NNsight Utils#

nnsight_utils provides some utility functions to collect activations along with some of the StandardizedTransformer utility functions usable with regular nnsight models, as long as they use llama or gemma naming conventions. However, for using those StandardizedTransformer functions, we recommend using StandardizedTransformer directly, as it is much more robust.

Setup#

from nnsight import LanguageModel
from nnterp.nnsight_utils import (
    get_layer_output, get_attention_output, get_mlp_output,
    get_token_activations, collect_token_activations_batched,
    project_on_vocab
)

# Load model with proper renaming
model = LanguageModel(
    "gpt2",
    rename=dict(transformer="model", h="layers", ln_f="ln_final", attn="self_attn")
)

Layer Access#

with model.trace("hello"):
    # Get layer outputs
    layer_5_out = get_layer_output(model, 5)

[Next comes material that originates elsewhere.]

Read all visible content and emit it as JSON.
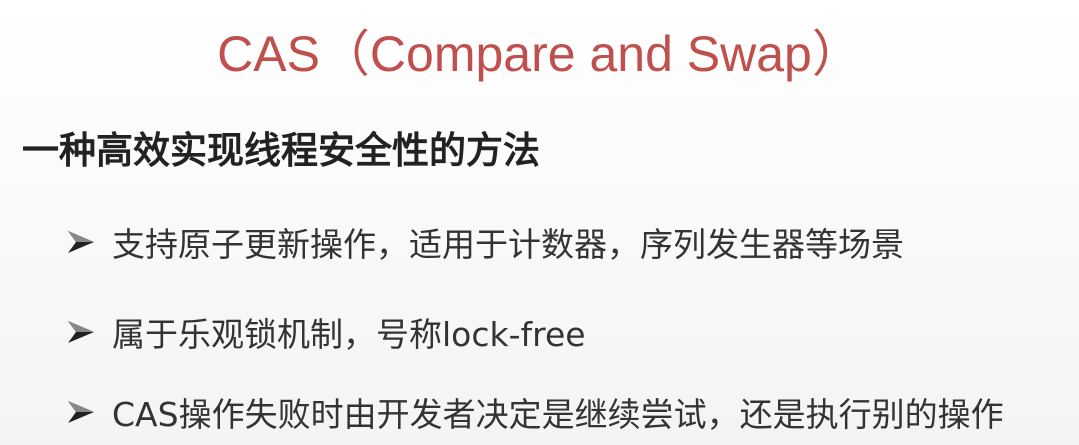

    # Get attention and MLP outputs
    attn_out = get_attention_output(model, 3)
    mlp_out = get_mlp_output(model, 3)

Projection and Utilities#

with model.trace("The capital of France is"):
    hidden = get_layer_output(model, 5)
    logits = project_on_vocab(model, hidden)

Activation Collection#

# Single batch
prompts = ["The capital of France is", "The weather today is"]
with model.trace(prompts) as tracer:
    activations = get_token_activations(model, prompts, idx=-1, tracer=tracer)
    # Shape: (num_layers, batch_size, hidden_size)

# Large datasets
large_prompts = ["Sample text " + str(i) for i in range(100)]
batch_activations = collect_token_activations_batched(
    model,
    large_prompts,
    batch_size=16,
    layers=[3, 9, 11],  # Only specific layers
    idx=-1  # Last token
)

Requirements#

These functions work with NNsight models that have been renamed to use llama/gemma conventions:

model.layers (not transformer.h)
layers[i].self_attn (not layers[i].attn)
model.ln_final (not ln_f)

For other architectures, use StandardizedTransformer which handles renaming automatically.